Hello!
Before I open an issue at github I want make sure, that there is no mistake in my configuration.
I want use vault inside k8s, I use an own CA, client certificates are created by cert-manager. This works well.
tls.crt: signed client certificate for vault-0/1/2
tls.key: private client certificate for vault-0/1/2
ca.crt: public cert of my own CA
Description of setup.
Statefulset with 3 replicas, tls.crt, tls.key and ca.crt are injected by secret.
In the end, vault server is running with follow config
disable_mlock = true
ui = true
listener "tcp" {
tls_disable = 0
address = "[::]:8200"
tls_cert_file = "/vault/ssl/tls.crt"
tls_key_file = "/vault/ssl/tls.key"
tls_client_ca_file = "/vault/ssl/ca.crt"
tls_min_version = "tls12"
tls_disable_client_certs = true
cluster_address = "[::]:8201"
}
storage "raft" {
path = "/vault/data"
}
service_registration "kubernetes" {}
seal "awskms" {
kms_key_id = "XYZ"
region = "eu-west-1"
}
k8s service registration and all the other k8s parts work well too.
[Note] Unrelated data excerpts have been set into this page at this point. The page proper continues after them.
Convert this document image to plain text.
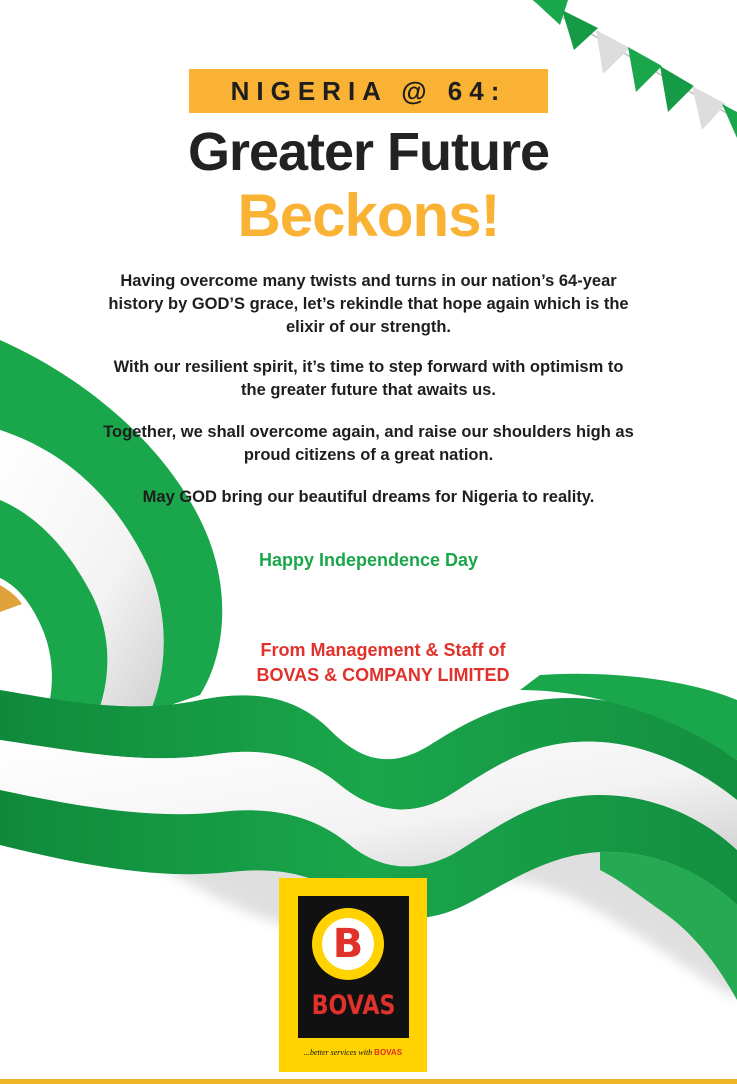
NIGERIA @ 64:
Greater Future
Beckons!
Having overcome many twists and turns in our nation’s 64-year history by GOD’S grace, let’s rekindle that hope again which is the elixir of our strength.
With our resilient spirit, it’s time to step forward with optimism to the greater future that awaits us.
Together, we shall overcome again, and raise our shoulders high as proud citizens of a great nation.
May GOD bring our beautiful dreams for Nigeria to reality.
Happy Independence Day
From Management & Staff of
BOVAS & COMPANY LIMITED
B
BOVAS
...better services with BOVAS
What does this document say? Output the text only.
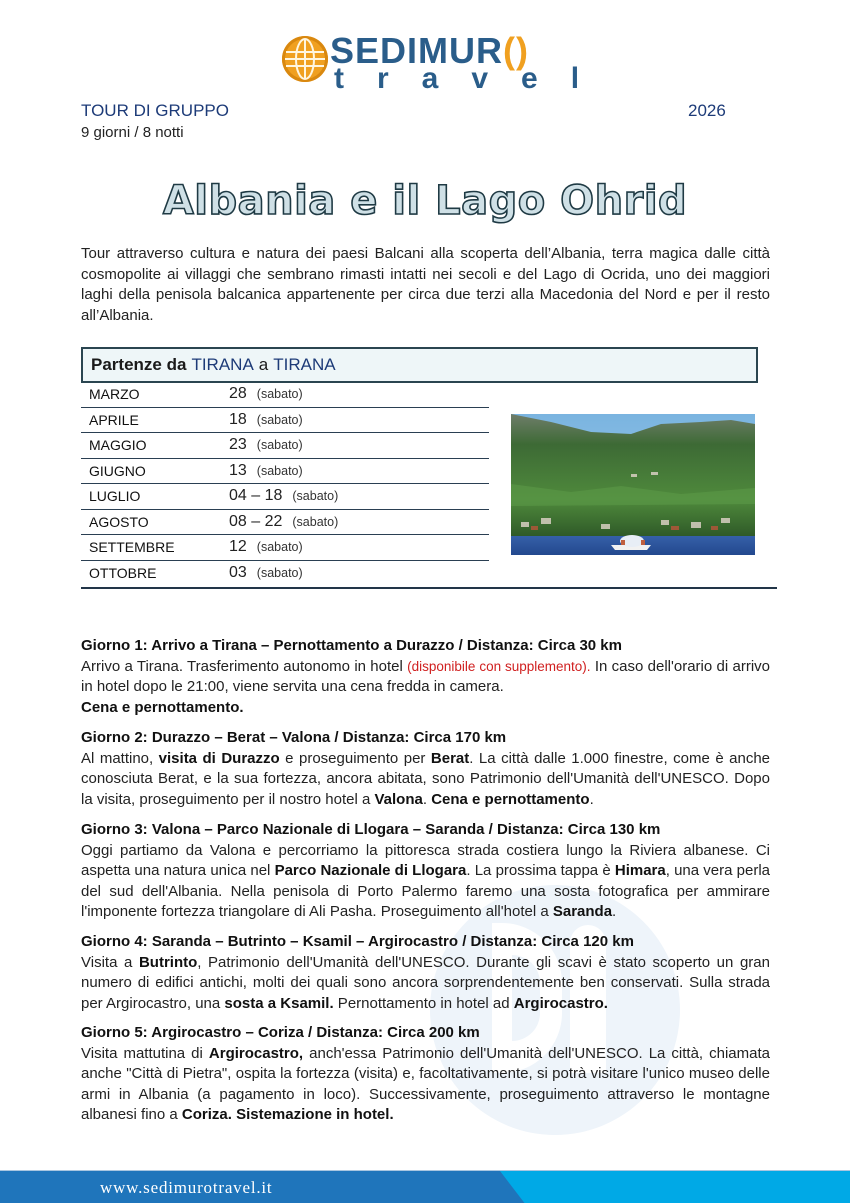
SEDIMUR()
travel
TOUR DI GRUPPO	2026
9 giorni / 8 notti
Albania e il Lago Ohrid

Tour attraverso cultura e natura dei paesi Balcani alla scoperta dell’Albania, terra magica dalle città cosmopolite ai villaggi che sembrano rimasti intatti nei secoli e del Lago di Ocrida, uno dei maggiori laghi della penisola balcanica appartenente per circa due terzi alla Macedonia del Nord e per il resto all’Albania.

Partenze da TIRANA a TIRANA
MARZO	28 (sabato)
APRILE	18 (sabato)
MAGGIO	23 (sabato)
GIUGNO	13 (sabato)
LUGLIO	04 – 18 (sabato)
AGOSTO	08 – 22 (sabato)
SETTEMBRE	12 (sabato)
OTTOBRE	03 (sabato)
Giorno 1: Arrivo a Tirana – Pernottamento a Durazzo / Distanza: Circa 30 km

Arrivo a Tirana. Trasferimento autonomo in hotel (disponibile con supplemento). In caso dell'orario di arrivo in hotel dopo le 21:00, viene servita una cena fredda in camera.

Cena e pernottamento.

Giorno 2: Durazzo – Berat – Valona / Distanza: Circa 170 km

Al mattino, visita di Durazzo e proseguimento per Berat. La città dalle 1.000 finestre, come è anche conosciuta Berat, e la sua fortezza, ancora abitata, sono Patrimonio dell'Umanità dell'UNESCO. Dopo la visita, proseguimento per il nostro hotel a Valona. Cena e pernottamento.

Giorno 3: Valona – Parco Nazionale di Llogara – Saranda / Distanza: Circa 130 km

Oggi partiamo da Valona e percorriamo la pittoresca strada costiera lungo la Riviera albanese. Ci aspetta una natura unica nel Parco Nazionale di Llogara. La prossima tappa è Himara, una vera perla del sud dell'Albania. Nella penisola di Porto Palermo faremo una sosta fotografica per ammirare l'imponente fortezza triangolare di Ali Pasha. Proseguimento all'hotel a Saranda.

Giorno 4: Saranda – Butrinto – Ksamil – Argirocastro / Distanza: Circa 120 km

Visita a Butrinto, Patrimonio dell'Umanità dell'UNESCO. Durante gli scavi è stato scoperto un gran numero di edifici antichi, molti dei quali sono ancora sorprendentemente ben conservati. Sulla strada per Argirocastro, una sosta a Ksamil. Pernottamento in hotel ad Argirocastro.

Giorno 5: Argirocastro – Coriza / Distanza: Circa 200 km

Visita mattutina di Argirocastro, anch'essa Patrimonio dell'Umanità dell'UNESCO. La città, chiamata anche "Città di Pietra", ospita la fortezza (visita) e, facoltativamente, si potrà visitare l'unico museo delle armi in Albania (a pagamento in loco). Successivamente, proseguimento attraverso le montagne albanesi fino a Coriza. Sistemazione in hotel.

www.sedimurotravel.it
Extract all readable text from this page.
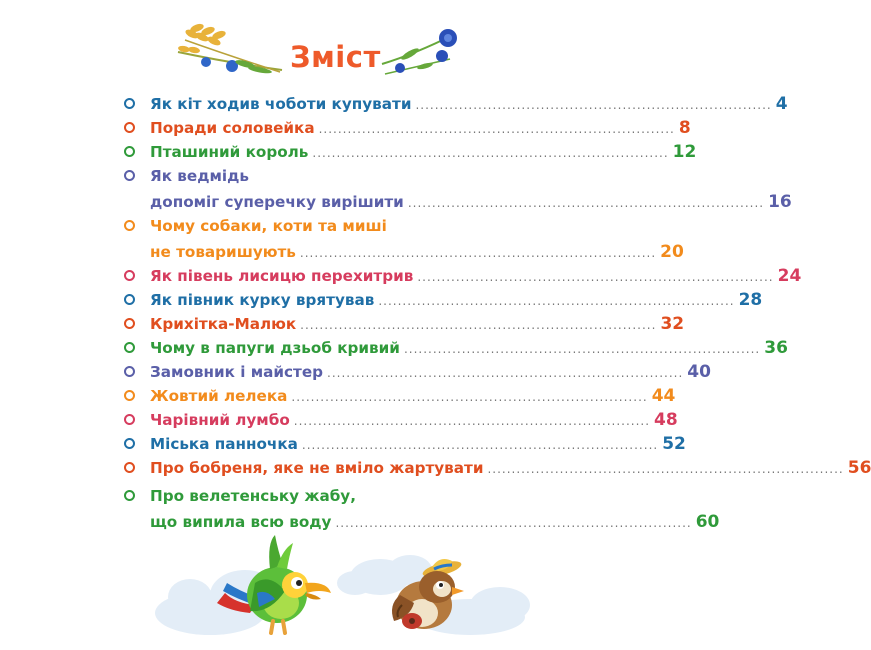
Зміст
Як кіт ходив чоботи купувати .......................................................................... 4
Поради соловейка .......................................................................... 8
Пташиний король .......................................................................... 12
Як ведмідь
допоміг суперечку вирішити .......................................................................... 16
Чому собаки, коти та миші
не товаришують .......................................................................... 20
Як півень лисицю перехитрив .......................................................................... 24
Як півник курку врятував .......................................................................... 28
Крихітка-Малюк .......................................................................... 32
Чому в папуги дзьоб кривий .......................................................................... 36
Замовник і майстер .......................................................................... 40
Жовтий лелека .......................................................................... 44
Чарівний лумбо .......................................................................... 48
Міська панночка .......................................................................... 52
Про бобреня, яке не вміло жартувати .......................................................................... 56
Про велетенську жабу,
що випила всю воду .......................................................................... 60
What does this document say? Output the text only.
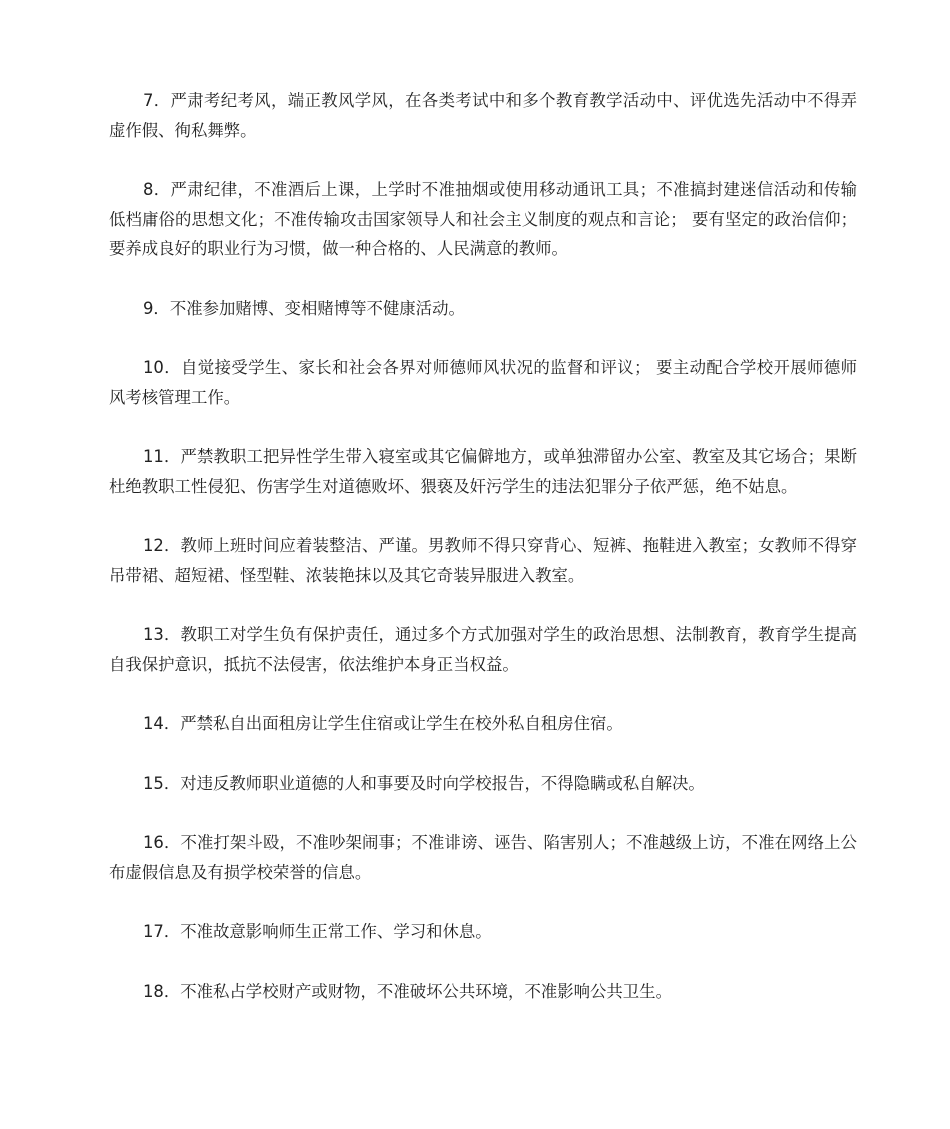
7．严肃考纪考风，端正教风学风，在各类考试中和多个教育教学活动中、评优选先活动中不得弄虚作假、徇私舞弊。

8．严肃纪律，不准酒后上课，上学时不准抽烟或使用移动通讯工具；不准搞封建迷信活动和传输低档庸俗的思想文化；不准传输攻击国家领导人和社会主义制度的观点和言论； 要有坚定的政治信仰；要养成良好的职业行为习惯，做一种合格的、人民满意的教师。

9．不准参加赌博、变相赌博等不健康活动。

10．自觉接受学生、家长和社会各界对师德师风状况的监督和评议； 要主动配合学校开展师德师风考核管理工作。

11．严禁教职工把异性学生带入寝室或其它偏僻地方，或单独滞留办公室、教室及其它场合；果断杜绝教职工性侵犯、伤害学生对道德败坏、猥亵及奸污学生的违法犯罪分子依严惩，绝不姑息。

12．教师上班时间应着装整洁、严谨。男教师不得只穿背心、短裤、拖鞋进入教室；女教师不得穿吊带裙、超短裙、怪型鞋、浓装艳抹以及其它奇装异服进入教室。

13．教职工对学生负有保护责任，通过多个方式加强对学生的政治思想、法制教育，教育学生提高自我保护意识，抵抗不法侵害，依法维护本身正当权益。

14．严禁私自出面租房让学生住宿或让学生在校外私自租房住宿。

15．对违反教师职业道德的人和事要及时向学校报告，不得隐瞒或私自解决。

16．不准打架斗殴，不准吵架闹事；不准诽谤、诬告、陷害别人；不准越级上访，不准在网络上公布虚假信息及有损学校荣誉的信息。

17．不准故意影响师生正常工作、学习和休息。

18．不准私占学校财产或财物，不准破坏公共环境，不准影响公共卫生。
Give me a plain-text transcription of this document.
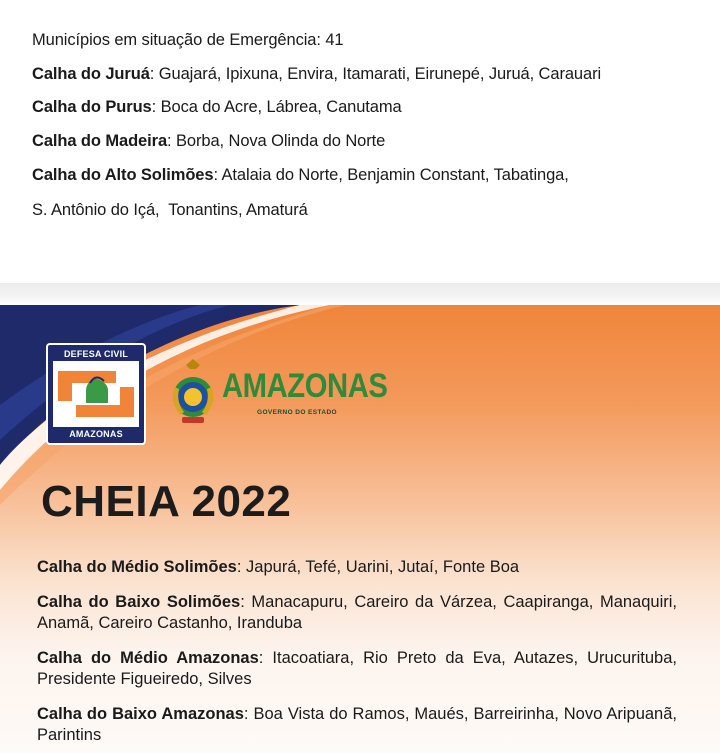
Municípios em situação de Emergência: 41
Calha do Juruá: Guajará, Ipixuna, Envira, Itamarati, Eirunepé, Juruá, Carauari
Calha do Purus: Boca do Acre, Lábrea, Canutama
Calha do Madeira: Borba, Nova Olinda do Norte
Calha do Alto Solimões: Atalaia do Norte, Benjamin Constant, Tabatinga,
S. Antônio do Içá,  Tonantins, Amaturá
DEFESA CIVIL
AMAZONAS
AMAZONAS
GOVERNO DO ESTADO
CHEIA 2022
Calha do Médio Solimões: Japurá, Tefé, Uarini, Jutaí, Fonte Boa
Calha do Baixo Solimões: Manacapuru, Careiro da Várzea, Caapiranga, Manaquiri, Anamã, Careiro Castanho, Iranduba
Calha do Médio Amazonas: Itacoatiara, Rio Preto da Eva, Autazes, Urucurituba, Presidente Figueiredo, Silves
Calha do Baixo Amazonas: Boa Vista do Ramos, Maués, Barreirinha, Novo Aripuanã, Parintins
So now, I have 3 pods (vault-0, vault-1, vault-2) and I want build a ha cluster with tls.
- init the vault on vault-0
kubectl exec -i -t -n vault vault-0 -c vault -- sh -c "clear; sh"
/ $ vault operator init
# a lot of output
Success! Vault is initialized
/ $ vault status
Key Value
--- -----
Recovery Seal Type shamir
Initialized true
Sealed false
Total Recovery Shares 5
Threshold 3
Version 1.9.2
Storage Type raft
Cluster Name vault-cluster-a3177319
Cluster ID 0a8b0c83-6979-e06d-ac0a-e9a227356eeb
HA Enabled true
HA Cluster https://vault-0.vault-internal:8201
HA Mode active
Active Since 2022-04-08T12:29:38.03703838Z
Raft Committed Index 31
Raft Applied Index 31
Now let join vault-1 to cluster
kubectl exec -i -t -n vault vault-0 -c vault -- sh -c "clear; sh"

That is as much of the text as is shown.